The following is a description, provided by one of our DevOps Engineers, of a typical day working for our client on a project to improve their CI/CD and supporting infrastructure.

The project is run under the Agile methodology and we have a daily scrum meeting that lasts around 15 minutes to discuss progress on sprints etc.
So my day to day activities in the current project mainly depend on what task I’m working on, on that particular day. Depending upon whether it is infrastructure related activities or CI/CD improvements or process improvements, it usually changes the tools that I’m using. For CI CD tasks, process improvements, things like that. It’s usually Jenkins.
For scripting, mostly it’s Python, or shell scripting or PowerShell scripting, depending upon the OS that I’m working on. That’s CI CD. That’s mainly the things that I use for CI/CD process improvements.
Then for infrastructure related activities. It’s mostly VMware vSphere.
We also have Packer for creating images, but it’s not widely used at the moment, it’s still in a kind of a Investigation Phase to see whether it is useful for us or not, so it’s not fully integrated at the moment.
Again, Jenkins might also come into infrastructure tasks because most of our automation is done through Jenkins. So if it is related to updating the VMs that are available, we might run a task through Jenkins, which will automatically update all the VMs. Most of these VMs that we use are for building and testing and are already connected with Jenkins, so it is easily communicated with.
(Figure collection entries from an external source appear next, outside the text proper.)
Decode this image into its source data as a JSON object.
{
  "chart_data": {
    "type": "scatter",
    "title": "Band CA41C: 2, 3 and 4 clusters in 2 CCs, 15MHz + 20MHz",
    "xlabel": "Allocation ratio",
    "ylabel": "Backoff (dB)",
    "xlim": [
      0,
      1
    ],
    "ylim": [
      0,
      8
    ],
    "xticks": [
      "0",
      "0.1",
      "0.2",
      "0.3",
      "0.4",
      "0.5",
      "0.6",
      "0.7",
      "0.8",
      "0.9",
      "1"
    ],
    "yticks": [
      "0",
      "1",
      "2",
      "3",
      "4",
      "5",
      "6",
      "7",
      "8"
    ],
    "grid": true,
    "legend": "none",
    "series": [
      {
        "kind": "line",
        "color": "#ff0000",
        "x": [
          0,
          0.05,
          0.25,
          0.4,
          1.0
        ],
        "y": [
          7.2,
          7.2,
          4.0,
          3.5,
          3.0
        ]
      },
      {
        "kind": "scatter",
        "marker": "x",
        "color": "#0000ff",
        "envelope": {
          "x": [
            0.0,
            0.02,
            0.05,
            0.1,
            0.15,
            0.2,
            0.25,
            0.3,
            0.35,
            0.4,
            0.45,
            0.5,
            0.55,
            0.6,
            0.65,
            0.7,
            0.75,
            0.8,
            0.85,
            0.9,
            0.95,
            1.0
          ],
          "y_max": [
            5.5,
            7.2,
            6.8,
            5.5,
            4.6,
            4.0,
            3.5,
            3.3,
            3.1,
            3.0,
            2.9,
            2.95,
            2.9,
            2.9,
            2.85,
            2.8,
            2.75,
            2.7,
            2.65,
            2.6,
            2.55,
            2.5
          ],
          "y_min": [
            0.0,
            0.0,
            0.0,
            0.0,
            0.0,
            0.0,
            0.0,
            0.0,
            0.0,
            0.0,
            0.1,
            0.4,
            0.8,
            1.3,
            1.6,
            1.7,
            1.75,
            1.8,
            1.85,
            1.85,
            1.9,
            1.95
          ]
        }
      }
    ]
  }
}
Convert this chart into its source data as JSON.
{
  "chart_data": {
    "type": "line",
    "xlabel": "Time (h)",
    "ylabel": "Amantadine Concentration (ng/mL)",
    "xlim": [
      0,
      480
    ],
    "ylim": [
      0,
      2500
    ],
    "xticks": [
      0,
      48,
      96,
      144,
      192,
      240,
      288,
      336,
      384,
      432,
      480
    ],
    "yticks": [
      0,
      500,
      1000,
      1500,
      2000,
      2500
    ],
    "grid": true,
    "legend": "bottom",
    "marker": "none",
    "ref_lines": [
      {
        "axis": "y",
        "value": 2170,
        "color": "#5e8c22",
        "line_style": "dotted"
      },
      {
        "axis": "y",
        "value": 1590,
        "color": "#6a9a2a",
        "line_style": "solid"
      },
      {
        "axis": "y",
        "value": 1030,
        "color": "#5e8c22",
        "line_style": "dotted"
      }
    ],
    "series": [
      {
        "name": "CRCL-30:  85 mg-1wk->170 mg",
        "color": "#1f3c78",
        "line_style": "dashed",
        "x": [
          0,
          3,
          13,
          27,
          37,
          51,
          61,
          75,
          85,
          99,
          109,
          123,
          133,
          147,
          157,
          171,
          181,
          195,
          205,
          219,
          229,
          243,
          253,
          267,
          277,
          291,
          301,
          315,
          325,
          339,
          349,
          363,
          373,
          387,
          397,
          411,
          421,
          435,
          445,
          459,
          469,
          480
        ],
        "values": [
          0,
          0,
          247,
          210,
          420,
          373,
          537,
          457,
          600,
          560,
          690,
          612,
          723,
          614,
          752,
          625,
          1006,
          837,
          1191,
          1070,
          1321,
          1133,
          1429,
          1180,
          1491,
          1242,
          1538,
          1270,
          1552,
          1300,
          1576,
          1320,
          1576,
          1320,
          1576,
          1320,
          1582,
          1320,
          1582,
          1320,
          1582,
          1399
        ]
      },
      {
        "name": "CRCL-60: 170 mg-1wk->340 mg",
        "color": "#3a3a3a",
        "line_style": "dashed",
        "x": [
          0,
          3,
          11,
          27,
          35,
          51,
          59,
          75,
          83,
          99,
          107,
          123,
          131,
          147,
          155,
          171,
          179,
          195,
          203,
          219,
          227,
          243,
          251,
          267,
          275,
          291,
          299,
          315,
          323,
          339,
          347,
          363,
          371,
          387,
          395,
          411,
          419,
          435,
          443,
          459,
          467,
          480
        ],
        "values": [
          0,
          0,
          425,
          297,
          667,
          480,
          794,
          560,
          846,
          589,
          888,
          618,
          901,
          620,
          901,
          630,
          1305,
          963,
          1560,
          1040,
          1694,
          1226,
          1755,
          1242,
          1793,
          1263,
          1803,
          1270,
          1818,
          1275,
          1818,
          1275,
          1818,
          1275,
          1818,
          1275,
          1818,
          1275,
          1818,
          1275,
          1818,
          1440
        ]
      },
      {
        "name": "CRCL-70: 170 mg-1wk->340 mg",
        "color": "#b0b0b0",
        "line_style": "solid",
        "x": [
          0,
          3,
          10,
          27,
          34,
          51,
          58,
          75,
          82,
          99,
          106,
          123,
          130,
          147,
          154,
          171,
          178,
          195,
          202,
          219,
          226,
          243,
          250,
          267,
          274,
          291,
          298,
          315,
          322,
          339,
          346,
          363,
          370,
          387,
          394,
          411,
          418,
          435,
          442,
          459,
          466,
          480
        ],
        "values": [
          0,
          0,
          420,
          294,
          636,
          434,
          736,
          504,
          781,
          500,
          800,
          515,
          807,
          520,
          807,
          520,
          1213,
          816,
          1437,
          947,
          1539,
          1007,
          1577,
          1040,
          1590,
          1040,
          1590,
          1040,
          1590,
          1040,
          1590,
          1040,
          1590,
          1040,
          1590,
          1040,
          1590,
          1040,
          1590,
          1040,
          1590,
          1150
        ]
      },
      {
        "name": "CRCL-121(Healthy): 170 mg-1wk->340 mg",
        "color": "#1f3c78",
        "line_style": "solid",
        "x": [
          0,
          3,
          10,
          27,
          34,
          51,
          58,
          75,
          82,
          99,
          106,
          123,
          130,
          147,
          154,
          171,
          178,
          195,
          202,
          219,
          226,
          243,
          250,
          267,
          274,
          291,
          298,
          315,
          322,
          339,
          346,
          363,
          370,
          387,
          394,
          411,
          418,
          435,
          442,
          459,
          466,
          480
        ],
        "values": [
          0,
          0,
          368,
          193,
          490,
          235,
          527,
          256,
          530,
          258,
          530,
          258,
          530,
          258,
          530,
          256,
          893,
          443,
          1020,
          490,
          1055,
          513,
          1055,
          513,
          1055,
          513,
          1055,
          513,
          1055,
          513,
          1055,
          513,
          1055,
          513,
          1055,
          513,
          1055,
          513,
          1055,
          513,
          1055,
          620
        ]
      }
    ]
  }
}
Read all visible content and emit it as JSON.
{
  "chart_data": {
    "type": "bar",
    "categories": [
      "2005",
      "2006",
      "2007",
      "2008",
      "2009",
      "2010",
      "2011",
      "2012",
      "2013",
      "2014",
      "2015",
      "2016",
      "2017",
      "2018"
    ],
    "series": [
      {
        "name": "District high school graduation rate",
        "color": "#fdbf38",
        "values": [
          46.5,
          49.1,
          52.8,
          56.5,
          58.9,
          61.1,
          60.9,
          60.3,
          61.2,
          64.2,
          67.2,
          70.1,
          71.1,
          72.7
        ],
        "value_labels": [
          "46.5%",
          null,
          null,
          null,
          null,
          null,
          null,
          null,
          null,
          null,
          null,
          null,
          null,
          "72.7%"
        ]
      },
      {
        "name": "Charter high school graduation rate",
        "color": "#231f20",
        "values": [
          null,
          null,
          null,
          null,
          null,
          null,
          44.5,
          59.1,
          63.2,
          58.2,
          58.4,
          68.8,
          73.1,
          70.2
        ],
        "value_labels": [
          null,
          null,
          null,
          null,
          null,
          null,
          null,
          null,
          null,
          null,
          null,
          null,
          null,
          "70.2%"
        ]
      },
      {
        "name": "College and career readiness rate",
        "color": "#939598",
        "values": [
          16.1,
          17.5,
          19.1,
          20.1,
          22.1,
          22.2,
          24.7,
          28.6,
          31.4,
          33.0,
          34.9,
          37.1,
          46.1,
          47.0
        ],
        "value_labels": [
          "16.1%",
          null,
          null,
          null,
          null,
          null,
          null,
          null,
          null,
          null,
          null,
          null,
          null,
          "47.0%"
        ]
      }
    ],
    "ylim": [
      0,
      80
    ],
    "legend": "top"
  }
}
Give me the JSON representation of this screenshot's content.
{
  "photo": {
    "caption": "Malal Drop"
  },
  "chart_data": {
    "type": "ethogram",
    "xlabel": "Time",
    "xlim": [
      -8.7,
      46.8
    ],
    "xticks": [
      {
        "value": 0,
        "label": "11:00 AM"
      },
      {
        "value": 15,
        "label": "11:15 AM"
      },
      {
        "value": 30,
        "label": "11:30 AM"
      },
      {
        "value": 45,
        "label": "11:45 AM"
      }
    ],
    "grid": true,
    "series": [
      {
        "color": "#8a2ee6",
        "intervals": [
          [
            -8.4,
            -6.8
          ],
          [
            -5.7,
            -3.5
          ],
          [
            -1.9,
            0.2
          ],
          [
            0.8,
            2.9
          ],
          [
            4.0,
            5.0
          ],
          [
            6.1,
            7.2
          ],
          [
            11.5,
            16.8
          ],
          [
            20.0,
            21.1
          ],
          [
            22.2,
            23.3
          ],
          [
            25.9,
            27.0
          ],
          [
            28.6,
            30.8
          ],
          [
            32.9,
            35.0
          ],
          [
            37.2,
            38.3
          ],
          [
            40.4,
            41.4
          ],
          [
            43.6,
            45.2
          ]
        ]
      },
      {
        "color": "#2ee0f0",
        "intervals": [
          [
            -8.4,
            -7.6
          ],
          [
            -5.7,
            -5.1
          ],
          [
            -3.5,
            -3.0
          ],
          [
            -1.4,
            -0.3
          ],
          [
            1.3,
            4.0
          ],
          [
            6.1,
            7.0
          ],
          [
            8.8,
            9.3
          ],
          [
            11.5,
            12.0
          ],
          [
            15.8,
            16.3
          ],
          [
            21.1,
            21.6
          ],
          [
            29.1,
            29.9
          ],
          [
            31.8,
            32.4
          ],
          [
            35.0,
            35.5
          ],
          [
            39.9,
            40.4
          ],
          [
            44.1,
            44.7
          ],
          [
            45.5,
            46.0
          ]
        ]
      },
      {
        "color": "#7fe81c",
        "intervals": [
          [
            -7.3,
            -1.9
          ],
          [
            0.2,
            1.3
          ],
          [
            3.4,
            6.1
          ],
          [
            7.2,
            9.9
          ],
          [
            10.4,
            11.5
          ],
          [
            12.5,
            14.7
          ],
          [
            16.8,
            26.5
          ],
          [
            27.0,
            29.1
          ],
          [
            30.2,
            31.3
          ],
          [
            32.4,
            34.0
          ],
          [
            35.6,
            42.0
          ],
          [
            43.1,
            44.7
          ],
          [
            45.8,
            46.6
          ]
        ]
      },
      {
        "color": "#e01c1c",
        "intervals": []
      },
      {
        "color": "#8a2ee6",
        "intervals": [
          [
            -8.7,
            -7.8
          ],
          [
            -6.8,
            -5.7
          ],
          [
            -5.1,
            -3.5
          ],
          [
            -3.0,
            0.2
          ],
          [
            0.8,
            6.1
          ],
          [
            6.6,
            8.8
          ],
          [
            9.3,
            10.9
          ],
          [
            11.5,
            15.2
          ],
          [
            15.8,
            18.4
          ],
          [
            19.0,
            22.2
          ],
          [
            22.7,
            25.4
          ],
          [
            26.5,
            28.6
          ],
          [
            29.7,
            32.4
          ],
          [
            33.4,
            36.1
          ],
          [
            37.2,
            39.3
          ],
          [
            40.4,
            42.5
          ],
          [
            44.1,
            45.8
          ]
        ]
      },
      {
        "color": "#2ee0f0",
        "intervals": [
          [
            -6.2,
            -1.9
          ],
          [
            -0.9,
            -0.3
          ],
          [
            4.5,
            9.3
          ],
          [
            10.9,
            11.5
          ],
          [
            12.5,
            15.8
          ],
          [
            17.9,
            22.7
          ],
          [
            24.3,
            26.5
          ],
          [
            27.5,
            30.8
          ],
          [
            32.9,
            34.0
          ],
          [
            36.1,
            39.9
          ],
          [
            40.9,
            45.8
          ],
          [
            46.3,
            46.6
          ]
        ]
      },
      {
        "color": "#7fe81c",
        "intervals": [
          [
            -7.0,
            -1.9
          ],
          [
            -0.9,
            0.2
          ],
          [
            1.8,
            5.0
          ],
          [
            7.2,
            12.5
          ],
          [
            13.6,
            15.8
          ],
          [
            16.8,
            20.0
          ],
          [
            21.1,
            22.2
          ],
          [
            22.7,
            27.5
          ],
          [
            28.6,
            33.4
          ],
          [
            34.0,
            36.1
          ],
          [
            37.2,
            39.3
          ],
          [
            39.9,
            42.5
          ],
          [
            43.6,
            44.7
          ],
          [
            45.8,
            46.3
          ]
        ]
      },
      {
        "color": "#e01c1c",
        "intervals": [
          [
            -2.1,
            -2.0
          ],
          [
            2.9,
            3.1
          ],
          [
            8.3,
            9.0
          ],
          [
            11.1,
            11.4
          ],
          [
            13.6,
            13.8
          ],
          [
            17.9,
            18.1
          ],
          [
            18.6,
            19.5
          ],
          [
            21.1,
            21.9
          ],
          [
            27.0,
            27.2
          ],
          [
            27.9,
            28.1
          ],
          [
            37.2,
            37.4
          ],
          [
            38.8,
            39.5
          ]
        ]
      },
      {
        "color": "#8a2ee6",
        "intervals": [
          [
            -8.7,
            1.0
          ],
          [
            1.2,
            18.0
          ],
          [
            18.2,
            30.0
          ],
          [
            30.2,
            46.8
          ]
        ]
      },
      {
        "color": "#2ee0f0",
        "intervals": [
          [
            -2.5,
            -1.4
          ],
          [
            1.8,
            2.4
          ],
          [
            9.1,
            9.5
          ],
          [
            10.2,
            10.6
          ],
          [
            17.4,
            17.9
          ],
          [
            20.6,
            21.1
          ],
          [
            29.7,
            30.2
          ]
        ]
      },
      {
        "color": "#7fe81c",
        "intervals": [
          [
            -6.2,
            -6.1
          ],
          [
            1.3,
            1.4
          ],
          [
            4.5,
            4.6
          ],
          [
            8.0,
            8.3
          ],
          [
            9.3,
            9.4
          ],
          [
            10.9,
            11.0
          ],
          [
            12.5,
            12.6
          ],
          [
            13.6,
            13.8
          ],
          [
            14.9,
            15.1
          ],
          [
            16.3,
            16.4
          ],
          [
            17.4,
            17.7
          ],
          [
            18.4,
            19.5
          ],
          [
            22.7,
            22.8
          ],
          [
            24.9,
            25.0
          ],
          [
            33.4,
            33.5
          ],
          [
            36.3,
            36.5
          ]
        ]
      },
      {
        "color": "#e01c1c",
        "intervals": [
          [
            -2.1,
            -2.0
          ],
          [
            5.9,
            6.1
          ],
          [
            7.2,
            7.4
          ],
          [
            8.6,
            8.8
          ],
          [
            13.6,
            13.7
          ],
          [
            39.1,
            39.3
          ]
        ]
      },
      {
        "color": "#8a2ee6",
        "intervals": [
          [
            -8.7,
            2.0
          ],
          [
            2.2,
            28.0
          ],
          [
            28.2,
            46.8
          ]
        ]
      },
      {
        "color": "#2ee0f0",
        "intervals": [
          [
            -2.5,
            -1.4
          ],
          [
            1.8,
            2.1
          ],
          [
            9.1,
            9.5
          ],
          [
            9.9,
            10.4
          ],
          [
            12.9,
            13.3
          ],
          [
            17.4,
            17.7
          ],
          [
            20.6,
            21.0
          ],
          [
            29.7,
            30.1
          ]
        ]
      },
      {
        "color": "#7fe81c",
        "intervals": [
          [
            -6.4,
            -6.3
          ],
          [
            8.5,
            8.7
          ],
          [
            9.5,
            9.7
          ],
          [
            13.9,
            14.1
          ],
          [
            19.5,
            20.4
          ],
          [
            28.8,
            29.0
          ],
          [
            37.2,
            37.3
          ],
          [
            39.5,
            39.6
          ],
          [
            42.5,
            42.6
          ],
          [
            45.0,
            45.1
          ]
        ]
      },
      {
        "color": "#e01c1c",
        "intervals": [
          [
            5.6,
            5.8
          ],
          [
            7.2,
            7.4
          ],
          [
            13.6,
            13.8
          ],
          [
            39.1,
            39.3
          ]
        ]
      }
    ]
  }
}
With regards to Groovy, it is mainly used for Jenkins administration. There are some cases where we need to list all the offline notes or online notesi in particular Jenkins itself. So there is no kind of easy way to do it. So this kind of groovy script helps us automate those processes. In listing all the offline nodes, we can kind of figure out why they are offline, or how many days they have been offline and then we can decide using the list provided whether some nodes are actually required or not. And then maybe take it off, completely remove it from Jenkins.